Published online by Cambridge University Press: 05 May 2013
GENDER AND THE ‘NATURAL’ BODY
In the Greek world, to have a body defined the human condition. Although gods were visually represented with bodies that appear human, these were qualitatively different from those of people (Osborne 2011: 185–215; Vernant 1991: 27–49), placing mortals lower in the cosmological hierarchy, and tying them to the need to eat, drink, reproduce, grow up, grow old and die. Gods, of course, did not eat food, though humans must. And because gods were immortal they were not compelled to die or reproduce, even though in myth they do quite a lot of reproducing. Indeed, when gods presented themselves to humans they regularly took on the form of a human body (e.g. Euripides Bacchae 4, 53–4; Homer Il. 4.86–7, 5.121–32; Od. 7.20).

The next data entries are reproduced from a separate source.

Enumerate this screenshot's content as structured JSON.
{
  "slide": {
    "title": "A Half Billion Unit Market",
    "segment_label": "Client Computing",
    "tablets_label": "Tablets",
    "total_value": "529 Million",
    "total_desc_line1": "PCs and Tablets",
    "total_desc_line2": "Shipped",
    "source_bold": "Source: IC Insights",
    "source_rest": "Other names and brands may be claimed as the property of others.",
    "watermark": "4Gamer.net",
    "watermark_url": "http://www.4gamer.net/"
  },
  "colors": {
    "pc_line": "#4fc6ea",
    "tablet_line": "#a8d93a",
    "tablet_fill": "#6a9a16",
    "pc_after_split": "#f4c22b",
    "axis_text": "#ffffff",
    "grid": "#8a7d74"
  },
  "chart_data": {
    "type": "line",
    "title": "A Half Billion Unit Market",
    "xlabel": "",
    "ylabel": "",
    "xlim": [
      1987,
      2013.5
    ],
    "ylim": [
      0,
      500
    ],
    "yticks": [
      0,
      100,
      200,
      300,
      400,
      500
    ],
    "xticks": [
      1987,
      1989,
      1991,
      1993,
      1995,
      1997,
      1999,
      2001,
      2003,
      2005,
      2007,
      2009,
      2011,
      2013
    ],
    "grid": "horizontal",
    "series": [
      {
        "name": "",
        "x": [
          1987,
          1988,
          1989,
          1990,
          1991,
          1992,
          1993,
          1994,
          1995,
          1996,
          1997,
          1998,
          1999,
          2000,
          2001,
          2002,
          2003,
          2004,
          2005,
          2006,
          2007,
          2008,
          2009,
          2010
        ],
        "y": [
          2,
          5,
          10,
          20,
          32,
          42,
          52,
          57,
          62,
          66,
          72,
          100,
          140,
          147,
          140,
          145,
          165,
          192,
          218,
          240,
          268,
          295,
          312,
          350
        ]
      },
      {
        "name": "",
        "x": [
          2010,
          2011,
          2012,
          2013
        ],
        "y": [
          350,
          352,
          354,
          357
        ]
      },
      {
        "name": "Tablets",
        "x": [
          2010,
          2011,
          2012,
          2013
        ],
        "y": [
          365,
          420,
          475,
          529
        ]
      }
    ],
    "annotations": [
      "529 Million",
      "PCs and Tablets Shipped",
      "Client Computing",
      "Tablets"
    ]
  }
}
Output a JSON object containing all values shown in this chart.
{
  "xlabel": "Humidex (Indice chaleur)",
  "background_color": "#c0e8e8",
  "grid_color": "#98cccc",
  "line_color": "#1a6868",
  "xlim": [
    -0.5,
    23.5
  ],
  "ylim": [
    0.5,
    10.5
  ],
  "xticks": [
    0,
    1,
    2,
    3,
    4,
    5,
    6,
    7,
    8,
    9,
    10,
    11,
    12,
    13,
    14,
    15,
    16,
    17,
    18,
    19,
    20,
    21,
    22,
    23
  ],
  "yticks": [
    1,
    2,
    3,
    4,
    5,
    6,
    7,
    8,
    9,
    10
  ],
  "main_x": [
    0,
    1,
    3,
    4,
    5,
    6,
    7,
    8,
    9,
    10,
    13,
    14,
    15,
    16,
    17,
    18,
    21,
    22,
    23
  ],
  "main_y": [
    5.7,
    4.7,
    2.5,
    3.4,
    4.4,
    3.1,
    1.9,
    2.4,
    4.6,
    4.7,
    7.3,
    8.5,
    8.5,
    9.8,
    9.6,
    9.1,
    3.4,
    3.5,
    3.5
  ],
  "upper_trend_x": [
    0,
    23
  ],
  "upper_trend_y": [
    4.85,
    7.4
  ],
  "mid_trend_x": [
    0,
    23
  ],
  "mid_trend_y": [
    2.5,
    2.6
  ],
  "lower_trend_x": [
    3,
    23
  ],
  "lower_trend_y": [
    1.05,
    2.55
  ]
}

Gender construed as polar opposition played a powerful role in shaping thought, belief and behaviour about the body in the classical world; although Greeks and Romans acknowledged and named various ‘in-between’ gendered behaviours and roles, these were usually characterized as problematic in some way, and not ‘natural’. Many of these ancient ideas about bodies (and the gendered characteristics believed to be inherent in them) had a very long afterlife, and worked their way into both western and Islamic thought, where they remained deeply lodged into early modern times (Tarlow 2011: 70–1; eighteenth-century anatomists were explicitly rejecting ancient constructions of the body, though the link between bodily decline and morality remained strong in popular belief, 88–9).